William Adair of Gold Leaf Studios, third from left, works with his staff to remove green paint from the organ in the Washington National Cathedral's historic Bethlehem Chapel, Tuesday, July 30, 2013, in Washington.
Cleanup work is continuing at the National Cathedral following vandalism at two of its chapels.
Cathedral staff say that while paint has largely been removed from the gilt wooden reredos in the Children’s Chapel, green paint that was splattered on a pipe organ's façade and keyboard, wood paneling and the floor would take longer.
"A team of conservators is busy carefully removing the paint while avoiding damage to the delicate wooden surfaces. Although the pipes themselves cleaned easily, the grain of the wood has soaked up the paint.

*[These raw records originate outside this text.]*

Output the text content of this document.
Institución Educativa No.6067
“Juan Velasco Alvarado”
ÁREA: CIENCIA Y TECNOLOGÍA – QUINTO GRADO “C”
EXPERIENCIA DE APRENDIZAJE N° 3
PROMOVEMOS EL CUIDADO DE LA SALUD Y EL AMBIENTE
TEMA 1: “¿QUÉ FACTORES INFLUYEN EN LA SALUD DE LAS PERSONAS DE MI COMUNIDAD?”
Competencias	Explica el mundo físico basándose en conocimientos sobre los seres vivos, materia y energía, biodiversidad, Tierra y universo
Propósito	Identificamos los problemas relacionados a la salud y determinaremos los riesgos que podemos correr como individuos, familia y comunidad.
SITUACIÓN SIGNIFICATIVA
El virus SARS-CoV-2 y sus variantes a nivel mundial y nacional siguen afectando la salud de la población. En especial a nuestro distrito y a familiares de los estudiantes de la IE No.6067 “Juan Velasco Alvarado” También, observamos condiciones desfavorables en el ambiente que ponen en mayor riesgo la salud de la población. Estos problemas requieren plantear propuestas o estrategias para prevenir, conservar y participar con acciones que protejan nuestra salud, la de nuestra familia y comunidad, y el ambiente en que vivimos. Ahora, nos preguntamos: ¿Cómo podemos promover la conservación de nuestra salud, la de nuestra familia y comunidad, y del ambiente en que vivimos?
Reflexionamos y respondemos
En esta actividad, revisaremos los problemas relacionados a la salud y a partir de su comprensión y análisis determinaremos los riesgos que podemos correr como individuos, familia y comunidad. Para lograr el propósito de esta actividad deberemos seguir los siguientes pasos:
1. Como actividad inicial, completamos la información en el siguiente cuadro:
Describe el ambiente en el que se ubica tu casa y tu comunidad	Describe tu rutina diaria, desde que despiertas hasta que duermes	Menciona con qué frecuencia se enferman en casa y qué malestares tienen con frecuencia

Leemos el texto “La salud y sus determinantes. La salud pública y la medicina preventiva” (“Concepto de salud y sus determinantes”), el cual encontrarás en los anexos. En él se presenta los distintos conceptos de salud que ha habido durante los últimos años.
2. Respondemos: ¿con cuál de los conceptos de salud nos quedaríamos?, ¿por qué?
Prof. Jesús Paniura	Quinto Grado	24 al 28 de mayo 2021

Full removal will be slower and more painstaking than expected, likely resulting in higher restoration costs," said the cathedral in a statement.
Both chapels were vandalized on Monday, the same day that two statues were found splattered with green paint.
Three days prior, it was the Lincoln Memorial that was vandalized, and progress is being made on cleanup there as well.
James Perry, the chief of resource management for the National Mall, says conservators are hoping a fourth cleaning process will remove the last remnants of discoloration.
Perry says some of the paint on the memorial came off during the very first cleaning, but the actual statue has proven to be the most challenging to clean.
"The statue itself is very porous white marble from Georgia, so we want to be very careful in addressing to make sure we're not causing damage to the statue itself.," Perry says.
In the wake of the cathedral's vandalism, police arrested 58-year-old Jiamei Tian, who they say had a soda can of green paint with her inside the cathedral. D.C. Police Chief Cathy Lanier has said that she thinks that the acts of vandalism are connected.
On Tuesday Tian was held without bond on a charge of defacing property. Her next court hearing is Friday.